We have changed the way we make mashed potatoes. I am a fan of mashed potatoes that you can eat with a fork. They should still be smooth, but the loose potato puree that slides around on the plate and is diluted by sauce does nothing for me. We can all relate to and recall the famous Robuchon potato puree. And even though his are served in a crock, they are stable enough to hold a fluting on their surface. Potatoes need texture.
I have been observing what happens when we make mashed potatoes. After they are boiled we put them through a food mill or a ricer. Then we put them back in the pan and add the butter. At home I eliminated the step of ricing the potatoes and instead use a hand mixer with the beaters to work the butter into them and break them down. As the potatoes absorb the butter it coats the starch granules and emulsifies with the help of the steam in the pot. Despite popular belief and kitchen lore, the potatoes remain silky and smooth in spite of of using the mixer. They retain a firm texture; the potatoes are forkable. Kitchen lore says mashed potatoes need milk, cream, or some sort of additional dairy. So I would take these wonderful potatoes and add warm, not hot, liquid dairy. The potatoes would then thin out and become grainy. When I opted out of adding the liquid element we had perfect potatoes.

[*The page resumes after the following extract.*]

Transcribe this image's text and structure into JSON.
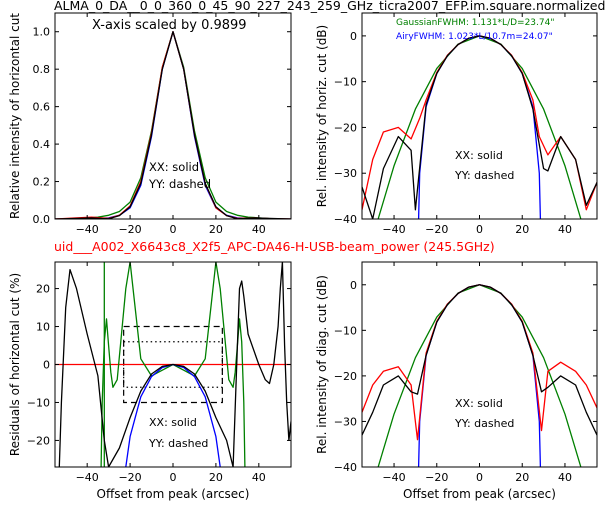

What is equally interesting is that when we cooled down the excess mashed potatoes we could puree them in a food processor, add water, and then reheat a fluid potato puree. I miscalculated the amount of water needed for the reheat and ended up with the aformentioned liquid potato puree. Despite my error we were onto something. Even when we put the mixture back into the food processor the potatoes did not become gluey. It was as if we had made a potato roux with the gelatinized potato and its starch. We could do anything with the potatoes without overworking them.
Now begins the process of incorporating the right amount of additional moisture to have a repeatable, reheatable, forkable mashed potatoes.